En attendant, et pour préserver une ambiance souhaitée "constructive", la CBI a évité, pendant ses quatre jours de travaux, toute décision susceptible d'ouvrir une confrontation, ajournant les débats sur la seule question devant faire l'objet d'un vote: la demande du Danemark pour reprendre la chasse à la baleine à bosse au Groenland.

Faute de sujet à débattre, tant les positions sont diamétralement opposées, la réunion a été abrégée, se terminant une journée plus tôt que prévu.

Les défenseurs de l'environnement déçus

"La stratégie qui consiste à éviter toute décision ne résoudra aucun problème", déplorait jeudi soir l'écologiste Nicolas Entrup de la Société pour la conservation des baleines et des dauphins (WDCS).

Si les défenseurs de l'environnement ont été les seuls à exprimer franchement leur déception voire leur colère à l'issue d'une "nouvelle réunion pour rien", plusieurs délégations ne cachaient pas leur pessimisme sur l'avenir d'une organisation tiraillée entre deux camps antagonistes.

Le Japon a certes réaffirmé son engagement à poursuivre ses efforts en vue d'arriver à un "accord intérimaire" mais le délégué nippon Joji Morishita a averti qu'il était "impératif" de conclure cet accord en 2010, faute de quoi "l'avenir de la CBI sera sérieusement remis en question".

Très engagée dans le combat pour la défense des baleines, l'Australie a refusé de "signer un chèque en blanc pour des consultations sans fin" par la voix de son ministre de l'Environnement Peter Garrett, qui a dit attendre des gestes supplémentaires sur la pêche prétendument "scientifique" que mène le Japon, notamment dans les eaux de l'Océan Antarctique.

La Norvège interrompt la chasse

Sur les 1.936 baleines tuées l'an dernier, plus de la moitié ont été harponnées par la flotte baleinière nipponne, soit plus que l'ensemble des cétacés pêchés par la Norvège et l'Islande, seuls pays de la CBI à avoir rejeté le moratoire de 1986 et pratiquant officiellement la chasse commerciale.

La Norvège a cependant annoncé, mercredi 24 juin, qu'elle interrompait la chasse à la baleine car la demande est saturée.

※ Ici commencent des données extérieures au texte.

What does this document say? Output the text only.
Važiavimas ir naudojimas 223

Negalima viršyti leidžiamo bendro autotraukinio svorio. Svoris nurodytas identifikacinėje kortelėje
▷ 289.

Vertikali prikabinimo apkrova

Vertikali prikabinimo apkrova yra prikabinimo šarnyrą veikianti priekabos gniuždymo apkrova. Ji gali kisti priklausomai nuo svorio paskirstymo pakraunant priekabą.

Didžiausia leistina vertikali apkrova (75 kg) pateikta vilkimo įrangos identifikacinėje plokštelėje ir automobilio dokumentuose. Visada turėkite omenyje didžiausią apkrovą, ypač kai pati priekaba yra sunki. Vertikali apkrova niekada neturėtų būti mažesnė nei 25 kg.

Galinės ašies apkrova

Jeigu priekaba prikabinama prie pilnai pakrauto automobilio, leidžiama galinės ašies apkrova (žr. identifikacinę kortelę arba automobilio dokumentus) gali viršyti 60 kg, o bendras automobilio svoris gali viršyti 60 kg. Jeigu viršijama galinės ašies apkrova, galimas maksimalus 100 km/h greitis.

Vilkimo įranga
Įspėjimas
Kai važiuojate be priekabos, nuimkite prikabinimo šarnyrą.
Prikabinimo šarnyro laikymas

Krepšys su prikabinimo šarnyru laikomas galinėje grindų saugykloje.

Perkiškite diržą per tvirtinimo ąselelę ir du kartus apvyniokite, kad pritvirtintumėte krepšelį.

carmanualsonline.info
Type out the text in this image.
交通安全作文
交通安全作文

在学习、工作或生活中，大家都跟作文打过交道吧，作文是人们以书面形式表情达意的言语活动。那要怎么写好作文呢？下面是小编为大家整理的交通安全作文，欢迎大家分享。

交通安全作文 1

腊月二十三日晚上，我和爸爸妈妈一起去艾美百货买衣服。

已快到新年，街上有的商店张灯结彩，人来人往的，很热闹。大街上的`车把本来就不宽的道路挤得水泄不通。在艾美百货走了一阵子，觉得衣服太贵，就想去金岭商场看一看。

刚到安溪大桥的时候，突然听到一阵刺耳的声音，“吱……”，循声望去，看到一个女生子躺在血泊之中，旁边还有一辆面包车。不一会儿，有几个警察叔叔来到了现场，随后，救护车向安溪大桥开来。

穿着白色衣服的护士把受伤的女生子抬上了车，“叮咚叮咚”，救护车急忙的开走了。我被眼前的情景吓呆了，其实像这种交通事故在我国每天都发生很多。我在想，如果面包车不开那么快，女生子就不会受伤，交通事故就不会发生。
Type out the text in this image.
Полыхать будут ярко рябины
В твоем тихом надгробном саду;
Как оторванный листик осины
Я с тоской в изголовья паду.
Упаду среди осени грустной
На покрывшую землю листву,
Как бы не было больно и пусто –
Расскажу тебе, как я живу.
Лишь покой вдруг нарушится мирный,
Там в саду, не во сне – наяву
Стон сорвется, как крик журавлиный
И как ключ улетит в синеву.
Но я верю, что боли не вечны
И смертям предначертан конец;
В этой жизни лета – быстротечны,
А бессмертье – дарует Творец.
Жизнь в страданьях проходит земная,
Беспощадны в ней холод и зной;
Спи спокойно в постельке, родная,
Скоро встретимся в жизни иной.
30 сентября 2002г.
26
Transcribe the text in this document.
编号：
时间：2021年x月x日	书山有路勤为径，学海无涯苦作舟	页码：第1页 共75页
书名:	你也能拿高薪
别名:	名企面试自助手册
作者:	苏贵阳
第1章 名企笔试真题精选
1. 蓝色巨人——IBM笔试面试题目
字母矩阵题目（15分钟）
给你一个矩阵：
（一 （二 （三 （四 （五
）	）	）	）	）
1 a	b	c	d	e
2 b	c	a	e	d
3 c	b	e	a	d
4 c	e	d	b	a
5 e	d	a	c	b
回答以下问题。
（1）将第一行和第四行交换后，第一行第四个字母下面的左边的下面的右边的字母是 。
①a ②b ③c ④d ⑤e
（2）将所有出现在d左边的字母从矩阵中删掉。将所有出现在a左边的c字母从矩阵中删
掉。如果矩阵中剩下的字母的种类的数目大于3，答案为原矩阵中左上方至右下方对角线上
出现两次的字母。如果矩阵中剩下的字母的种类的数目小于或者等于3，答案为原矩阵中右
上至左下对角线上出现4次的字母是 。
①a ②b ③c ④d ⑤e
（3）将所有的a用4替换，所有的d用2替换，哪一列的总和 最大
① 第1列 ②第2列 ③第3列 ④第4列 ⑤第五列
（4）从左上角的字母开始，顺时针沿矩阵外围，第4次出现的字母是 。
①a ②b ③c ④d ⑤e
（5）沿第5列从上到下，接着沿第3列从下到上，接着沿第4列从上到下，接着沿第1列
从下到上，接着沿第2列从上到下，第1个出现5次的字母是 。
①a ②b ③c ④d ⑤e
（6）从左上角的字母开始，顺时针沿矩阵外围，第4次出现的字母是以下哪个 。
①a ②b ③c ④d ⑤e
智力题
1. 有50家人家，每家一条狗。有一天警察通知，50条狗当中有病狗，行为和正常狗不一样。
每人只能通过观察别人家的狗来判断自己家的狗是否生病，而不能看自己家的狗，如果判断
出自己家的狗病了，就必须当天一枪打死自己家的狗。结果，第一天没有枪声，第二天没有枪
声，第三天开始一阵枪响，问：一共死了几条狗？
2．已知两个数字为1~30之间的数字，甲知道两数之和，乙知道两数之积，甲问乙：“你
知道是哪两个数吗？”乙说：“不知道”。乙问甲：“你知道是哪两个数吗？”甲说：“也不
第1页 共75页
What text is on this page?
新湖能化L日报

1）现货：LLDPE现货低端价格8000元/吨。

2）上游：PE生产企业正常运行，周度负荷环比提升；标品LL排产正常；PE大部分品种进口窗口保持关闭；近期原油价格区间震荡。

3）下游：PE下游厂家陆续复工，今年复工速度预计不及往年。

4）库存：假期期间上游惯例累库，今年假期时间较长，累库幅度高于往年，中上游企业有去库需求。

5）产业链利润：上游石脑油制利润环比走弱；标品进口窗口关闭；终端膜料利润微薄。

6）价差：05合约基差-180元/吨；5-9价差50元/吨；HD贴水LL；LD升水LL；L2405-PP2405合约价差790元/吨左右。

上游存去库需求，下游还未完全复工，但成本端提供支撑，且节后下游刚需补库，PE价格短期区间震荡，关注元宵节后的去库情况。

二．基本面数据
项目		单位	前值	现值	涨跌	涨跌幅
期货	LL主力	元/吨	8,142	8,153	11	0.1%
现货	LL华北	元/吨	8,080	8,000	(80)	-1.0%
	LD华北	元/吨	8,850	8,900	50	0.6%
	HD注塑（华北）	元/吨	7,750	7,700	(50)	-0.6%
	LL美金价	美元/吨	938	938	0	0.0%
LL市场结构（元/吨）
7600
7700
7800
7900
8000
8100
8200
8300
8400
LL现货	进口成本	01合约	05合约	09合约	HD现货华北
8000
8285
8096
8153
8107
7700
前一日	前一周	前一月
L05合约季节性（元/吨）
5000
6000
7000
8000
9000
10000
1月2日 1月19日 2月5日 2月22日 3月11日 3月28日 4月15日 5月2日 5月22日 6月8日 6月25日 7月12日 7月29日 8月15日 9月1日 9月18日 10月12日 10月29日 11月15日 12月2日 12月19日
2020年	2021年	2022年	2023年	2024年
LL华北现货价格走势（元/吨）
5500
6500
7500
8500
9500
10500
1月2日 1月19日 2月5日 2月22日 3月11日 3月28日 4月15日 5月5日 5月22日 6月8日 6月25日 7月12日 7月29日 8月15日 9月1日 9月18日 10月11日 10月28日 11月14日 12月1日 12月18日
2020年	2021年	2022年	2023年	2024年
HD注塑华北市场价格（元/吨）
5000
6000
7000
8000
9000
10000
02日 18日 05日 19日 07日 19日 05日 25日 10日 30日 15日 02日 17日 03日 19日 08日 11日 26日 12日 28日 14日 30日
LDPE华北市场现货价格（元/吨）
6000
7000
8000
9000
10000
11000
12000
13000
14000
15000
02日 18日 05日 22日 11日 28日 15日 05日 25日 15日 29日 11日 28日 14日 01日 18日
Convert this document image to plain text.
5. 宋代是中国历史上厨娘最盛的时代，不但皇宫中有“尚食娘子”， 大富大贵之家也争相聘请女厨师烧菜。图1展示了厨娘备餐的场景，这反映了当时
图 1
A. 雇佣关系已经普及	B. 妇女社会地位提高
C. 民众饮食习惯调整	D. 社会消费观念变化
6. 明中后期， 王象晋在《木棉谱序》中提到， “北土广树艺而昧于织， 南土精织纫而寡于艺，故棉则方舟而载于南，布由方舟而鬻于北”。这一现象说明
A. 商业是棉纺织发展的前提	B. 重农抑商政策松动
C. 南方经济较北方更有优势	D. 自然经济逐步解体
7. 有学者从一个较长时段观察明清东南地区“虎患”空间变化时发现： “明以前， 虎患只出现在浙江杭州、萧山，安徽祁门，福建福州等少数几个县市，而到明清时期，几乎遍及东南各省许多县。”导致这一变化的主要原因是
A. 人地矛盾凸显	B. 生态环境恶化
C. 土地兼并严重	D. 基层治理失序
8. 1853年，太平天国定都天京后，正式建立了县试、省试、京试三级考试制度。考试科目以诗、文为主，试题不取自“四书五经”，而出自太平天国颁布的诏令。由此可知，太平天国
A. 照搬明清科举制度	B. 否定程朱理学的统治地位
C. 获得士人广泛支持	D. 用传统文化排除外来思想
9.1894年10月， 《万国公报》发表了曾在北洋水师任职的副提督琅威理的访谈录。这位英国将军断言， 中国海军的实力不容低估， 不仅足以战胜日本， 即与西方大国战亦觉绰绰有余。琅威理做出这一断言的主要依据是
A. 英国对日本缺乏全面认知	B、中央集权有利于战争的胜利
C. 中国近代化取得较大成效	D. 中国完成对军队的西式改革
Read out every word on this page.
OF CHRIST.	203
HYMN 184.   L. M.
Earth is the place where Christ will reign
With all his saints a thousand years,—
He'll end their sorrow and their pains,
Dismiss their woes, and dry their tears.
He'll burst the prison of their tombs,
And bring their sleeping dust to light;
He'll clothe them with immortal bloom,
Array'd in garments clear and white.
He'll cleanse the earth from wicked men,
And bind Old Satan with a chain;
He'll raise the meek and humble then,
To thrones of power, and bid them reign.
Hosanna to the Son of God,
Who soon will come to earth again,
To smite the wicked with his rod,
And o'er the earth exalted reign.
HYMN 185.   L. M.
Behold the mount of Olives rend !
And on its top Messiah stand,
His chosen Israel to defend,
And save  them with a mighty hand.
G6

Cette annonce est faite en plein milieu de la saison qui court d'avril à octobre et alors que moins de la moitié du quota de 885 cétacés a été prise.

Mais "il n'est pas exclu que la chasse reprenne plus tard si de nouveaux acheteurs se manifestent", a précisé M. Godtliebsen, chef des ventes de Norges Raafisklag, l'organisation norvégienne de distribution des produits de la pêche.

Si pour Greenpeace cela montre le désintérêt croissant des consommateurs pour la viande de baleine, pour Lise Mangseth, chef du marketing de Norges Raafisklag, c'est la crise financière qui dissuade les usines de congeler et entreposer la viande comme elles le font d'ordinaire, pour économiser les coûts de stockage. Plus généralement, "il s'agit de problèmes d'organisation plutôt que d'un problème de demande", a-t-elle déclaré.

Jeudi 25 juin au soir, Greenpeace a appelé à un "changement fondamental" au sein de la CBI qu'elle souhaite voir "se moderniser pour travailler pour les baleines et non pour ceux qui les pêchent".